Trimurti.id – Indonesia sebagai negara agraris yang memiliki sejarah panjang dalam sektor pertanian, memiliki potensi alam yang melimpah untuk menjadi kekuatan pertanian yang kuat. Dengan mayoritas penduduknya yang menggantungkan mata pencaharian pada pertanian. Sektor ini memiliki peran strategis dalam perekonomian negara ini. Seperti dahulu Indonesia dijuluki sebagai negara agraris, sebab mayoritas masyarakatnya merupakan petani dan ekonomi nasional bertumpu pada sektor pertanian
Pertanian memiliki peran yang sangat penting dalam membentuk identitas dan cita-cita bangsa Indonesia. Pencapaian kemerdekaan pada tahun 1945 membawa semangat baru untuk mencapai kemandirian dan kemakmuran dengan menjunjung tinggi nilai-nilai agraris.
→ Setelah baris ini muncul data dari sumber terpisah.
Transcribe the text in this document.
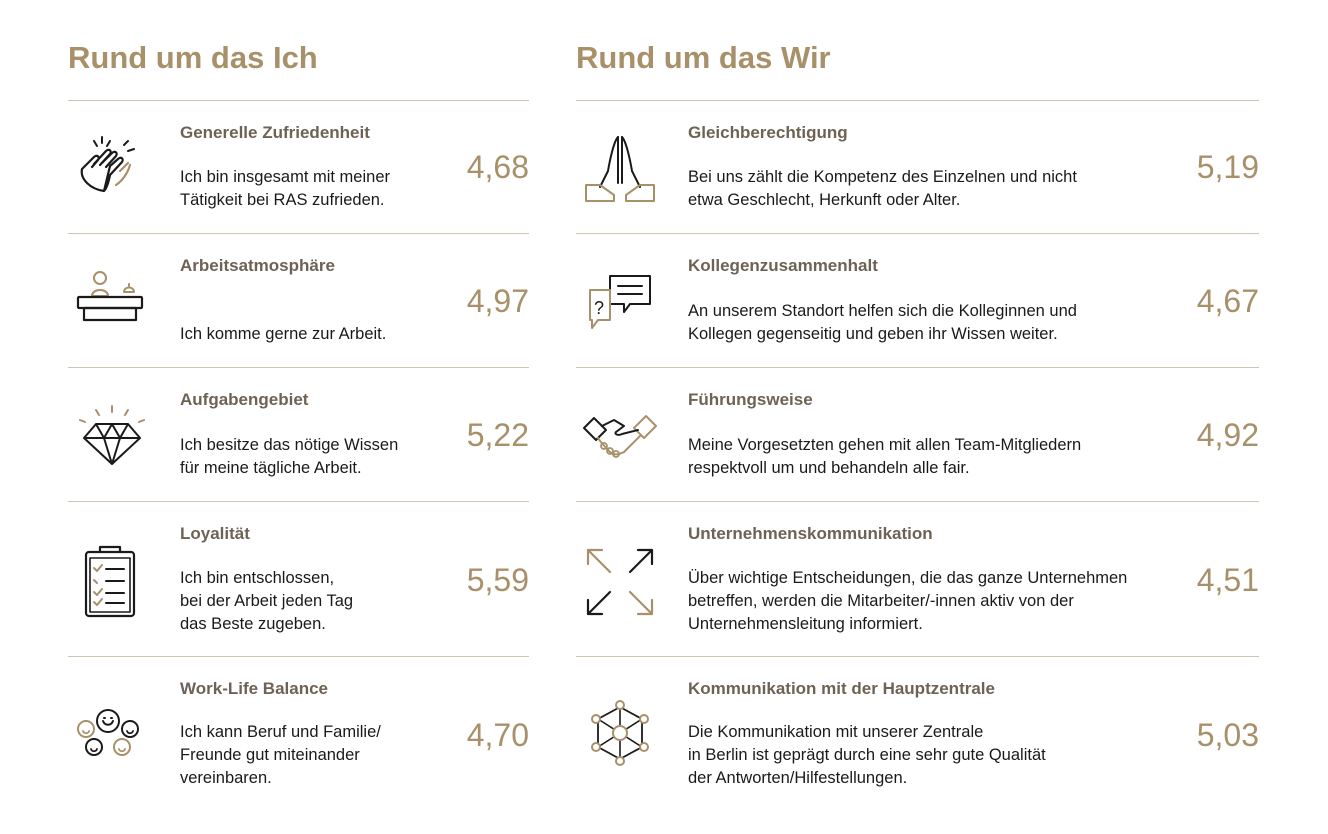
Rund um das Ich
Generelle Zufriedenheit
Ich bin insgesamt mit meiner
Tätigkeit bei RAS zufrieden.
4,68
Arbeitsatmosphäre
Ich komme gerne zur Arbeit.
4,97
Aufgabengebiet
Ich besitze das nötige Wissen
für meine tägliche Arbeit.
5,22
Loyalität
Ich bin entschlossen,
bei der Arbeit jeden Tag
das Beste zugeben.
5,59
Work-Life Balance
Ich kann Beruf und Familie/
Freunde gut miteinander
vereinbaren.
4,70
Rund um das Wir
Gleichberechtigung
Bei uns zählt die Kompetenz des Einzelnen und nicht
etwa Geschlecht, Herkunft oder Alter.
5,19
?
Kollegenzusammenhalt
An unserem Standort helfen sich die Kolleginnen und
Kollegen gegenseitig und geben ihr Wissen weiter.
4,67
Führungsweise
Meine Vorgesetzten gehen mit allen Team-Mitgliedern
respektvoll um und behandeln alle fair.
4,92
Unternehmenskommunikation
Über wichtige Entscheidungen, die das ganze Unternehmen
betreffen, werden die Mitarbeiter/-innen aktiv von der
Unternehmensleitung informiert.
4,51
Kommunikation mit der Hauptzentrale
Die Kommunikation mit unserer Zentrale
in Berlin ist geprägt durch eine sehr gute Qualität
der Antworten/Hilfestellungen.
5,03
Semangat inilah yang kemudian tertuang dalam UU Pokok Agraria Tahun 1960. Sebuah hukum yang mengatur penggunaan, penguasaan, dan pemanfaatan tanah demi kepentingan rakyat. Di bawah landasan hukum ini, muncul harapan besar untuk mengangkat taraf hidup petani agar mendorong pembangunan pedesaan hingga mencapai kedaulatan pangan.
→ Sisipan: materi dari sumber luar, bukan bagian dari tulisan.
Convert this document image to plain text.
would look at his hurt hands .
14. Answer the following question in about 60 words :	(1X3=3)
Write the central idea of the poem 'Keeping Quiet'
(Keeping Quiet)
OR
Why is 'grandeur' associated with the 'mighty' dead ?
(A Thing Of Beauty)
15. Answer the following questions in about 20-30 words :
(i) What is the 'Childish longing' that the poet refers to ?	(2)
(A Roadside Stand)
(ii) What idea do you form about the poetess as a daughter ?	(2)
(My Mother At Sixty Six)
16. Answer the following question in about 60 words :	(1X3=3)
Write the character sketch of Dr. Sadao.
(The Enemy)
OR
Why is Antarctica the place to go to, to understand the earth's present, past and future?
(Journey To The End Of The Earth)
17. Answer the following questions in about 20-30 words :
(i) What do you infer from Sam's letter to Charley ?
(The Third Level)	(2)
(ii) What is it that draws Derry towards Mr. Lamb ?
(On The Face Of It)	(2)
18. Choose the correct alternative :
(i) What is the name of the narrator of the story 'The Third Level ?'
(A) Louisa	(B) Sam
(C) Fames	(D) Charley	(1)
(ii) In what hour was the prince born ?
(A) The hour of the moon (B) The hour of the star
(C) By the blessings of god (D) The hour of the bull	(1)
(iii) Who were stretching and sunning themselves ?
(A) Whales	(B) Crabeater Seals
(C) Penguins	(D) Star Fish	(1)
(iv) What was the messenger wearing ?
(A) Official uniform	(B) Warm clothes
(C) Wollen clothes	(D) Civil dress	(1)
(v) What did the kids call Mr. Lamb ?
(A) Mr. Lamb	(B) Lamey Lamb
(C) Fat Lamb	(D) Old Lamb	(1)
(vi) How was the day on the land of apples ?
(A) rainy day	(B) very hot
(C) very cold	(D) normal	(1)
Namun, meskipun Indonesia memiliki potensi alam yang subur dan kondisi ideal untuk pertanian, harapan-harapan tersebut belum sepenuhnya terwujud. Pasca reformasi pada akhir 1998-an, harapan untuk perubahan dan kemajuan di sektor pertanian tidak terwujud sepenuhnya. Kondisi ini justru menghadirkan tantangan-tantangan baru bagi gerakan petani Indonesia. Kendati kediktatoran Orde Baru telah berakhir, gerakan petani tetap dihadapkan pada berbagai masalah dan permasalahan yang kompleks.
Salah satu masalah utama adalah meningkatnya kasus konflik agraria yang menimbulkan ketidakadilan dan ketegangan sosial. Penguasaan lahan yang tidak merata dan konflik antara petani dengan perusahaan atau pemilik modal menimbulkan kerugian besar bagi para petani dan lingkungan sekitarnya. Selain itu, laju industrialisasi teknokratis yang semakin pesat juga telah merubah lanskap pertanian serta menghadirkan dampak negatif terhadap lingkungan hidup juga mata pencaharian petani tradisional.
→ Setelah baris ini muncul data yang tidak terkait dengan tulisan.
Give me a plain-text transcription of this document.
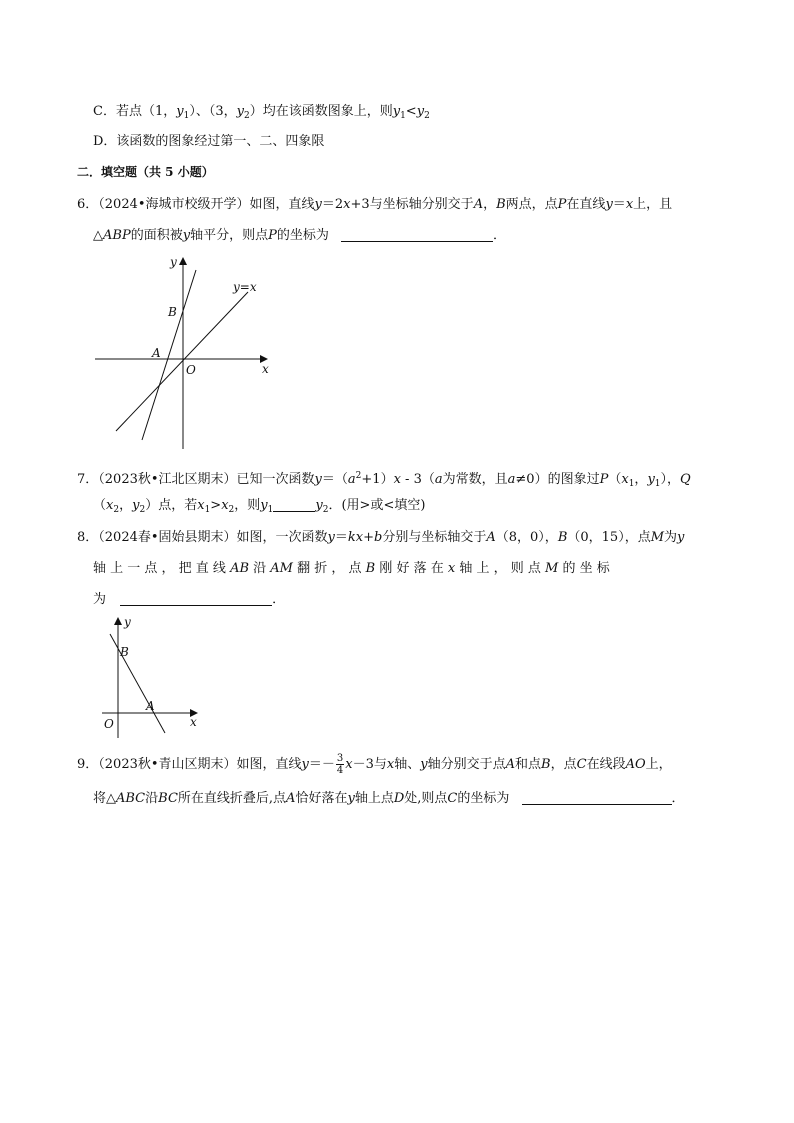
C．若点（1，$y_1$）、（3，$y_2$）均在该函数图象上，则$y_1<y_2$
D．该函数的图象经过第一、二、四象限
二．填空题（共 5 小题）
6．（2024•海城市校级开学）如图，直线y＝2x+3与坐标轴分别交于A，B两点，点P在直线y＝x上，且
△ABP的面积被y轴平分，则点P的坐标为	．
y
x
O
A
B
y=x
7．（2023秋•江北区期末）已知一次函数$y=(a^2+1)x - 3(a$为常数，且a≠0）的图象过$P(x_1$，$y_1$），Q
（$x_2$，$y_2$）点，若$x_1>x_2$，则$y_1$	$y_2$．(用>或<填空)
8．（2024春•固始县期末）如图，一次函数y＝kx+b分别与坐标轴交于A（8，0），B（0，15），点M为y
轴 上 一 点 ， 把 直 线 AB 沿 AM 翻 折 ， 点 B 刚 好 落 在 x 轴 上 ， 则 点 M 的 坐 标
为	．
y
x
O
A
B
9．（2023秋•青山区期末）如图，直线$y=- \frac{3}{4} x-3$与x轴、y轴分别交于点A和点B，点C在线段AO上，
将△ABC沿BC所在直线折叠后,点A恰好落在y轴上点D处,则点C的坐标为	．
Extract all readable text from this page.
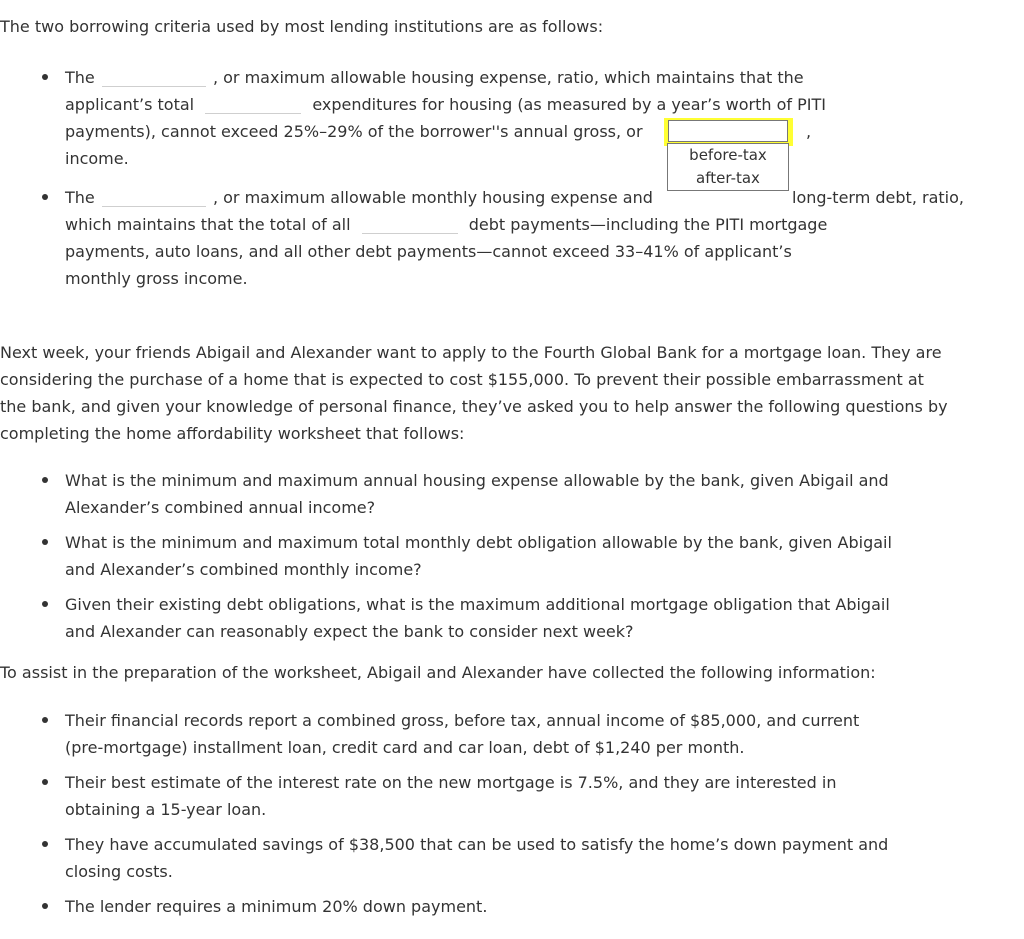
The two borrowing criteria used by most lending institutions are as follows:
The	, or maximum allowable housing expense, ratio, which maintains that the
applicant’s total	expenditures for housing (as measured by a year’s worth of PITI
payments), cannot exceed 25%–29% of the borrower''s annual gross, or	,
before-tax
after-tax
income.
The	, or maximum allowable monthly housing expense and	long-term debt, ratio,
which maintains that the total of all	debt payments—including the PITI mortgage
payments, auto loans, and all other debt payments—cannot exceed 33–41% of applicant’s
monthly gross income.
Next week, your friends Abigail and Alexander want to apply to the Fourth Global Bank for a mortgage loan. They are
considering the purchase of a home that is expected to cost $155,000. To prevent their possible embarrassment at
the bank, and given your knowledge of personal finance, they’ve asked you to help answer the following questions by
completing the home affordability worksheet that follows:
What is the minimum and maximum annual housing expense allowable by the bank, given Abigail and
Alexander’s combined annual income?
What is the minimum and maximum total monthly debt obligation allowable by the bank, given Abigail
and Alexander’s combined monthly income?
Given their existing debt obligations, what is the maximum additional mortgage obligation that Abigail
and Alexander can reasonably expect the bank to consider next week?
To assist in the preparation of the worksheet, Abigail and Alexander have collected the following information:
Their financial records report a combined gross, before tax, annual income of $85,000, and current
(pre-mortgage) installment loan, credit card and car loan, debt of $1,240 per month.
Their best estimate of the interest rate on the new mortgage is 7.5%, and they are interested in
obtaining a 15-year loan.
They have accumulated savings of $38,500 that can be used to satisfy the home’s down payment and
closing costs.
The lender requires a minimum 20% down payment.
Konflik agraria menjadi salah satu tantangan paling kompleks yang dihadapi oleh gerakan petani. Konflik agraria dapat diartikan sebagai konflik yang berkaitan dengan pertentangan atas hak dan kepemilikan tanah. Konflik ini sering melibatkan petani, masyarakat adat, perusahaan besar, dan pemerintah. Dalam beberapa kasus, konflik agraria bahkan berujung pada tindakan represif dari aparat keamanan yang menyebabkan korban jiwa dan pelanggaran hak asasi manusia.
Selama beberapa dekade terakhir, konflik agraria di Indonesia meningkat secara signifikan. Organisasi seperti Konsorsium Pembaruan Agraria (KPA) mencatat bahwa dari tahun 2010 hingga 2019, terdapat sekitar 3358 kasus agraria. Angka ini belum mencakup konflik-konflik yang terjadi setelah tahun 2019. Konflik agraria sering terjadi akibat perampasan lahan oleh kelompok pengusaha dan korporasi. Sekitar enam puluh delapan persen tanah di Indonesia dikuasai hanya oleh satu persen kelompok tersebut. Ketidakadilan dalam akses dan penguasaan lahan ini menjadi salah satu tantangan utama bagi gerakan petani.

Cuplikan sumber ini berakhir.